Cette envolée des cours s’explique principalement par les répercussions du conflit impliquant l’Iran, susceptible d’affecter la production et les routes maritimes stratégiques au Moyen-Orient. Les inquiétudes des marchés se sont accentuées avec la fermeture effective du détroit d’Ormuz, passage clé pour le transit du pétrole mondial, ainsi qu’avec la décision de certains producteurs de la région de réduire leurs niveaux de production.

La tension ne concerne pas uniquement le pétrole. Les prix du gaz en Europe ont également enregistré une hausse significative, progressant d’environ 30 % lors des échanges de lundi. Le contrat de référence néerlandais Title Transfer Facility (TTF) a atteint près de 69,50 euros avant de légèrement se replier.

Même si ces niveaux restent inférieurs aux records observés en 2022 à la suite de l’Invasion de l’Ukraine par la Russie en 2022, les préoccupations se concentrent désormais sur la capacité de l’Europe à sécuriser ses approvisionnements énergétiques pour les mois à venir. À l’approche de la fin de l’hiver, les stocks européens se trouvent à des niveaux relativement bas. Par ailleurs, l’Europe devra se tourner massivement vers l’achat de gaz naturel liquéfié (GNL) durant l’été pour reconstituer ses réserves, ce qui risque d’intensifier la concurrence avec les acheteurs asiatiques sur un marché déjà tendu.

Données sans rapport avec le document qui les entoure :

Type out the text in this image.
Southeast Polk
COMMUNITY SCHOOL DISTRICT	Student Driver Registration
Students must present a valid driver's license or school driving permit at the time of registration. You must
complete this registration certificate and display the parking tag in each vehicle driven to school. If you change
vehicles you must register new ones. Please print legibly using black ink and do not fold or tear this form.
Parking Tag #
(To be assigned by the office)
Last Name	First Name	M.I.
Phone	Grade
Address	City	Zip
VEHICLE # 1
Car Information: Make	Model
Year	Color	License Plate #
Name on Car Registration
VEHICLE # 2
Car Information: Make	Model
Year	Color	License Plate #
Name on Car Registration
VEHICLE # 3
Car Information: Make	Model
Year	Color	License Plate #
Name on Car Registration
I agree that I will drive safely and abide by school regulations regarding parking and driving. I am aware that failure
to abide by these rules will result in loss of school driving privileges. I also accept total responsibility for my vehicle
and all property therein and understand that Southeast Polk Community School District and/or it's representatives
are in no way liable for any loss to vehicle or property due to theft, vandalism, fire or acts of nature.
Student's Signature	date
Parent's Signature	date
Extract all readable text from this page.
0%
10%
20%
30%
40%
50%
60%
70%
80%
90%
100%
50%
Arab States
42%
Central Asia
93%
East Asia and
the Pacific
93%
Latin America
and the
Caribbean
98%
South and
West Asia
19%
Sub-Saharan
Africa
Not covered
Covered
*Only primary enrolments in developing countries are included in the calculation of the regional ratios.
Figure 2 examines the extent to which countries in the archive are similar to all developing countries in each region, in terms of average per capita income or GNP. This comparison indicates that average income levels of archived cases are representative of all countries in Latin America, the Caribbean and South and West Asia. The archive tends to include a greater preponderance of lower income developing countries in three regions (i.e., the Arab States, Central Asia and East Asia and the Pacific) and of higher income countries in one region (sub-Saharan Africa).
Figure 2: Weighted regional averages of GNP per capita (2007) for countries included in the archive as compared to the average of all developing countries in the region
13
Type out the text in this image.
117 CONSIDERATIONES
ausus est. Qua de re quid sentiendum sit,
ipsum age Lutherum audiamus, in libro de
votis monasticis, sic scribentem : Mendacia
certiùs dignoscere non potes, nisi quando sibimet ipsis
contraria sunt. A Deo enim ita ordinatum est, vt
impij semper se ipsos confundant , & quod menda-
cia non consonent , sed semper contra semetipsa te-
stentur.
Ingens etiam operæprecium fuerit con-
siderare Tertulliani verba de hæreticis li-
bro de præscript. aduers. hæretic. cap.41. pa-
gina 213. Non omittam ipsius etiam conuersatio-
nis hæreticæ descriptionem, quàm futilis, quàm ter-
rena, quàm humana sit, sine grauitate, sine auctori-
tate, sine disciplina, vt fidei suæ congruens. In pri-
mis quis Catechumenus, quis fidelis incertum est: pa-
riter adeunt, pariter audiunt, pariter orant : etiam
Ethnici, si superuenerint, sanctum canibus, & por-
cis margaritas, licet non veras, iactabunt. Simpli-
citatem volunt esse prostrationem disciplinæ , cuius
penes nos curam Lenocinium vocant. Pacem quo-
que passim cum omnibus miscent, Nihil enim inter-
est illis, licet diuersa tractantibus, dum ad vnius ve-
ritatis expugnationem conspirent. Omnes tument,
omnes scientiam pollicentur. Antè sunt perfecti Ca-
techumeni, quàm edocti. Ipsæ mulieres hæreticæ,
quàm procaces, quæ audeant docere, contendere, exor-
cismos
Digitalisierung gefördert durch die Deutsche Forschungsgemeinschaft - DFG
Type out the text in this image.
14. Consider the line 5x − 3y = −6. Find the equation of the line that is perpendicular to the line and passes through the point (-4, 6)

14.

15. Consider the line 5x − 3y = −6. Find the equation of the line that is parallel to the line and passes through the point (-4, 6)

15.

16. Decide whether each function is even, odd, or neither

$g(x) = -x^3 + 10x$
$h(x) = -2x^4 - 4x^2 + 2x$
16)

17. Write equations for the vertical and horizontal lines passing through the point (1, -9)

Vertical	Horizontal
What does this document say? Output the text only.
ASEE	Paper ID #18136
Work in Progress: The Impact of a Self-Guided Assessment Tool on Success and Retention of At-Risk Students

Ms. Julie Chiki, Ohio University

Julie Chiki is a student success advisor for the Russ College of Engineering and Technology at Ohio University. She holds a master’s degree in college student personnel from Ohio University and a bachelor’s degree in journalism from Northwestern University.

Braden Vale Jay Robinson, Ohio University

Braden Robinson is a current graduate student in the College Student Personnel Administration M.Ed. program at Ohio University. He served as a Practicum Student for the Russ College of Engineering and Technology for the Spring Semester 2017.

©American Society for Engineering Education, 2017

Dans ce contexte, Florence Schmit, stratège énergétique chez Rabobank, estime que les marchés commencent à intégrer l’hypothèse de perturbations prolongées. Selon elle, les interruptions de l’approvisionnement pourraient durer plusieurs mois et affecter différents maillons de la chaîne énergétique mondiale.

Alors que le conflit se prolonge sans signe clair de désescalade, les marchés restent sous tension. La principale inquiétude concerne désormais l’impact potentiel d’une nouvelle flambée des prix de l’énergie sur l’inflation mondiale et sur la stabilité économique de nombreux pays.